My important place【D.Gray-man】
第48章 フェイク・ラバー
「二人は何処にいても変わらないね」
出会った当初からそうだった。
マグルの世界でも、魔法の世界でも、AKUMAの巣窟のようなリッチモンド邸でも、エクソシストとノアが対峙した場でも、此処黒の教団でも。
どこまでも素の等身大な二人に、そして雪への態度もまるで変わらない二人に、安心感のようなものを覚えた。

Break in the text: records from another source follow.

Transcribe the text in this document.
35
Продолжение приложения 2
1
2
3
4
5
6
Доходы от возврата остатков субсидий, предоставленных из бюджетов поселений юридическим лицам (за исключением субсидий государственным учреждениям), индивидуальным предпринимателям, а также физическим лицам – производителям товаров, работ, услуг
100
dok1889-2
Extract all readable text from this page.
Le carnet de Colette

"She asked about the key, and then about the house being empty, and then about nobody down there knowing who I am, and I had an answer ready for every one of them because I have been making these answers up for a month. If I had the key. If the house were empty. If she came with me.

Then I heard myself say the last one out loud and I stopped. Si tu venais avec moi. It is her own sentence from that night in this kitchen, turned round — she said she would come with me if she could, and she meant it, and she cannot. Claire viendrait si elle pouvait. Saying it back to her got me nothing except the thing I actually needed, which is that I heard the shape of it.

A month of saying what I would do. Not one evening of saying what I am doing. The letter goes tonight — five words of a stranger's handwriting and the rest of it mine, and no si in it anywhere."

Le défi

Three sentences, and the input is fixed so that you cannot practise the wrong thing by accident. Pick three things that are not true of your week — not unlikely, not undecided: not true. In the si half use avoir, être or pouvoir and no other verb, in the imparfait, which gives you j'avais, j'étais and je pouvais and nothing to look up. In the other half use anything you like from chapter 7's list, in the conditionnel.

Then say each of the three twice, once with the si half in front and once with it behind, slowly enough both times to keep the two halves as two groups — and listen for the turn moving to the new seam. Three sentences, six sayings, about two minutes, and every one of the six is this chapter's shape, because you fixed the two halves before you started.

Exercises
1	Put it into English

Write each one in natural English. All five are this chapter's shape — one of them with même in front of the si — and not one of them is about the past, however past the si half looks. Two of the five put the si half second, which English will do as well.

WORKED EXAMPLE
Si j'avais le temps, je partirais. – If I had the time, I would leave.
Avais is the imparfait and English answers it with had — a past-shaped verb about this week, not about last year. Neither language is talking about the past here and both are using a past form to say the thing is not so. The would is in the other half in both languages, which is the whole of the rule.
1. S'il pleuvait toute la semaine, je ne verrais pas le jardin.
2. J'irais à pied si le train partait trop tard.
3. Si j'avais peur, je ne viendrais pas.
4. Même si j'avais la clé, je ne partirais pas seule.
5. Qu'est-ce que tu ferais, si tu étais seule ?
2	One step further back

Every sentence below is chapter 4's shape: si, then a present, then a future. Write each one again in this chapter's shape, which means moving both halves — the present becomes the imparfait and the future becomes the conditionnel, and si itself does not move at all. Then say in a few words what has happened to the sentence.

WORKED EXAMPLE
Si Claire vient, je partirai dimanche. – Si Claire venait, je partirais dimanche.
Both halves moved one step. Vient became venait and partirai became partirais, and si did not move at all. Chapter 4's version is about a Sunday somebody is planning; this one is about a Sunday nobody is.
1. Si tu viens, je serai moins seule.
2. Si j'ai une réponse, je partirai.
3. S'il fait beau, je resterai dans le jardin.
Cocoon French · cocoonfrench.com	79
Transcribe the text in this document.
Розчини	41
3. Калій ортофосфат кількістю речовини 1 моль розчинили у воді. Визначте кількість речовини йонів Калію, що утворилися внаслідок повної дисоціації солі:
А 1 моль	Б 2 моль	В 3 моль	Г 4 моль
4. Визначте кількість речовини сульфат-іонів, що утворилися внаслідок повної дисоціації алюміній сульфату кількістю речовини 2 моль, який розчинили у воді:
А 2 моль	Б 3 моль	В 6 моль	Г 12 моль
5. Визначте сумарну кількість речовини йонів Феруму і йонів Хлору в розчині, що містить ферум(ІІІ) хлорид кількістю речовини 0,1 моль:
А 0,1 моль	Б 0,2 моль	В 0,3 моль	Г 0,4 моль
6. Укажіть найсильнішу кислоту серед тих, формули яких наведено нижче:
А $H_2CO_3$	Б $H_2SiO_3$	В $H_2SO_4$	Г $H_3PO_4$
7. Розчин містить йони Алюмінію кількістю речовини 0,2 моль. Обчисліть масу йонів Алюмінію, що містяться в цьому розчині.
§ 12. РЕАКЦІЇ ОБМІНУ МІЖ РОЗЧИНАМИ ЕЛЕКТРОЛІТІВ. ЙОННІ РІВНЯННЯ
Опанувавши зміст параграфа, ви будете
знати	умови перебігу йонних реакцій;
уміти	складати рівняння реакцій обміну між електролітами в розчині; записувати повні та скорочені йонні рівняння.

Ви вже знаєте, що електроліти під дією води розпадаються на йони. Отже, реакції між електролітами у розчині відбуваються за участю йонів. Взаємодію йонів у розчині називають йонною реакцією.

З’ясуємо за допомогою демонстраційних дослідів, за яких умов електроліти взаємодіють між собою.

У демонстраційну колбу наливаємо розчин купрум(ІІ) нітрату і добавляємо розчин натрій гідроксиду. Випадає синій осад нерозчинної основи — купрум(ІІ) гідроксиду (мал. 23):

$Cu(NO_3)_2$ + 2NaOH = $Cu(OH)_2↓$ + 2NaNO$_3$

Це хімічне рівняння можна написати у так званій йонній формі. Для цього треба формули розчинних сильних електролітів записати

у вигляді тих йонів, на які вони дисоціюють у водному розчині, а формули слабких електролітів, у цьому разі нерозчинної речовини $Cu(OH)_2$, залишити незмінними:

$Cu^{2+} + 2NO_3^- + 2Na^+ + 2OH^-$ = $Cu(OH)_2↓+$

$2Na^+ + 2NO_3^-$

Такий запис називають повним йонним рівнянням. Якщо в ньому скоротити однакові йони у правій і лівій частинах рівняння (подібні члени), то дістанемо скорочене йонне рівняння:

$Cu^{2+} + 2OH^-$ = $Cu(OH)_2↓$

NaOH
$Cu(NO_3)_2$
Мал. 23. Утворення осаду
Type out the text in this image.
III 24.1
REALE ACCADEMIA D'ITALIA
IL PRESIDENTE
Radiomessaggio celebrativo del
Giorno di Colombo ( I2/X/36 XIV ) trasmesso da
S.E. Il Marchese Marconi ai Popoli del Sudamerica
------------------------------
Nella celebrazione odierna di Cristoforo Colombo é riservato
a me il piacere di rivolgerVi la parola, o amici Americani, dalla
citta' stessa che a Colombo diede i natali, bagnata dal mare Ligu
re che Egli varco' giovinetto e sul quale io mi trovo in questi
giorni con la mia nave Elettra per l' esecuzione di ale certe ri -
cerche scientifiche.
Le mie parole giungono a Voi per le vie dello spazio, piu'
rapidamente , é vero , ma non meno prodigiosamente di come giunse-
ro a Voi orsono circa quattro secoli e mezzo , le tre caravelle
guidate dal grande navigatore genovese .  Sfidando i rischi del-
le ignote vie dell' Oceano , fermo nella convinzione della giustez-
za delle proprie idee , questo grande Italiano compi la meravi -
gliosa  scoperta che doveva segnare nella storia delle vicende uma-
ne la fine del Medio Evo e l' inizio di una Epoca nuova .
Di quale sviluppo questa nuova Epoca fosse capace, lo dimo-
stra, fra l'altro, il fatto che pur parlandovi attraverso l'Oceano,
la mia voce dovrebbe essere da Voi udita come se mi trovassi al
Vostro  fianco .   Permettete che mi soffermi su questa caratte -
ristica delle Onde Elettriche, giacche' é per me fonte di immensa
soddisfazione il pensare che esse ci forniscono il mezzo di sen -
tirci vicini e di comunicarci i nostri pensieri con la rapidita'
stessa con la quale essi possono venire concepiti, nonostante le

自分の立場を理解はしていても、腫れ物のように扱われるのはいい加減うんざりしていたからだ。
「ユキの方こそ」
「やっぱりその笑顔はチャーミングだ」
にっこりと人懐っこく笑う、瓜二つのそばかす顔。
舞踏会ではそこまで響かなかったはずの褒め言葉に、若干の照れ臭さを覚える。
「褒めても何も出ないよ」
「本当のことを言ったまでさ。なぁ兄弟?」
「勿論だとも。そこで提案なんだが、チャーミングユキ」
「何そのふざけた呼び方。絶対褒めてないよね」
「じゃあポッタリアンユキ」
「だから絶対ふざけてるよね」
それも束の間、何処までも変わらない双子に雪の笑顔にも冷たさが宿る。
お調子者なのは悪いことではないが、聊か彼らは度を過ぎることがある。
「そう尖るな尖るな。折角探検の誘いに来たのに」
「…この状況見て誘いにきたわけ?」
「怪我はダンブルドア校長が治したんだ。動けない訳じゃないだろ?」
「それはそうだけど…」
「二人だけで探検するのも悪くないけど、やっぱり此処を知ってる者がいた方がより楽しめるし。どうだい、友よ」
他人同盟を組んだ時のように、差し出される二つの手。
明るい太陽を背に誘う、太陽のような笑顔を浮かべた二つの顔。
「会議の間だけさ」
「息抜きだと思って」
一瞬躊躇はしたが、魔法のように言いようのない魅力を感じる。
ゆっくりと二人の手を雪が握った時、コンコンと再びノック音がした。
今度は鴉の札が貼られたドアから。
「雪、起きてる───さ?」
顔を覗かせたのは、ラフな私服に身を包んだラビだった。
ドアを開けた姿でぽかんと固まる彼に、同じくぎくりと固まる雪。